Abbas intervenes to save proposed Cabinet
The dominant Fatah group in the Palestinian parliament finally agreed to back a largely new cabinet after Mahmoud Abbas, the Palestinian President, warned them not to prolong a damaging political crisis.
The dominant Fatah group in the Palestinian parliament finally agreed to back a largely new cabinet after Mahmoud Abbas, the Palestinian President, warned them not to prolong a damaging political crisis.
The Fatah decision, if ratified by the full parliament today, should break the deadlock that threatened the future of the Palestinian Prime Minister, Ahmad Qureia, after he failed to win support for two separate proposed cabinet lists.
The row had threatened to become a serious embarrassment to the Palestinian Authority and its President on the eve of next week's international meeting in London to bolster support for the new Palestinian leadership.
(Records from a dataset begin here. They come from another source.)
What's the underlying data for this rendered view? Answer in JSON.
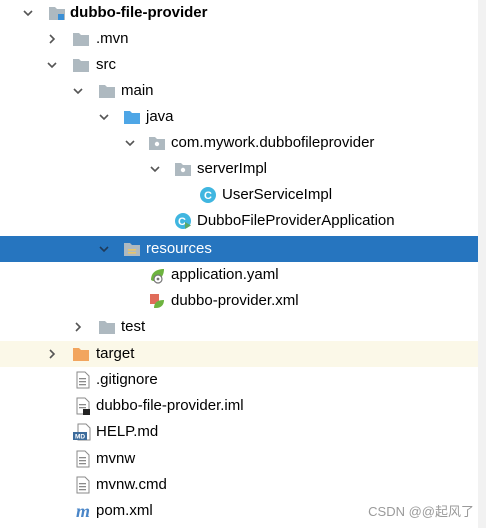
{
  "tree": [
    {
      "label": "dubbo-file-provider",
      "icon": "module-folder-icon",
      "expanded": true
    },
    {
      "label": ".mvn",
      "icon": "folder-icon",
      "expanded": false
    },
    {
      "label": "src",
      "icon": "folder-icon",
      "expanded": true
    },
    {
      "label": "main",
      "icon": "folder-icon",
      "expanded": true
    },
    {
      "label": "java",
      "icon": "source-root-folder-icon",
      "expanded": true
    },
    {
      "label": "com.mywork.dubbofileprovider",
      "icon": "package-icon",
      "expanded": true
    },
    {
      "label": "serverImpl",
      "icon": "package-icon",
      "expanded": true
    },
    {
      "label": "UserServiceImpl",
      "icon": "class-icon"
    },
    {
      "label": "DubboFileProviderApplication",
      "icon": "spring-boot-class-icon"
    },
    {
      "label": "resources",
      "icon": "resources-folder-icon",
      "expanded": true,
      "selected": true
    },
    {
      "label": "application.yaml",
      "icon": "spring-config-icon"
    },
    {
      "label": "dubbo-provider.xml",
      "icon": "spring-xml-icon"
    },
    {
      "label": "test",
      "icon": "folder-icon",
      "expanded": false
    },
    {
      "label": "target",
      "icon": "excluded-folder-icon",
      "expanded": false,
      "highlighted": true
    },
    {
      "label": ".gitignore",
      "icon": "text-file-icon"
    },
    {
      "label": "dubbo-file-provider.iml",
      "icon": "iml-file-icon"
    },
    {
      "label": "HELP.md",
      "icon": "markdown-file-icon"
    },
    {
      "label": "mvnw",
      "icon": "text-file-icon"
    },
    {
      "label": "mvnw.cmd",
      "icon": "text-file-icon"
    },
    {
      "label": "pom.xml",
      "icon": "maven-icon"
    }
  ],
  "watermark": "CSDN @@起风了",
  "colors": {
    "selection": "#2675bf",
    "highlight": "#fbf8e8",
    "folder": "#aeb9c0",
    "class": "#40b6e0",
    "excluded": "#f2a55e"
  }
}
Mr Qureia, seen as a member of the Fatah "old guard", which dominated the corruption-tainted Palestinian Authority under Yasser Arafat, first ran into trouble when he presented a cabinet with only five new faces in what his opponents claimed were "cosmetic" changes.
He then went into reverse with a cabinet list largely composed of "technocratic" figures outside the PLC, last elected in 1996. This was welcomed by some reformist politicians, but infuriated some Fatah politicians fearing loss of their influence.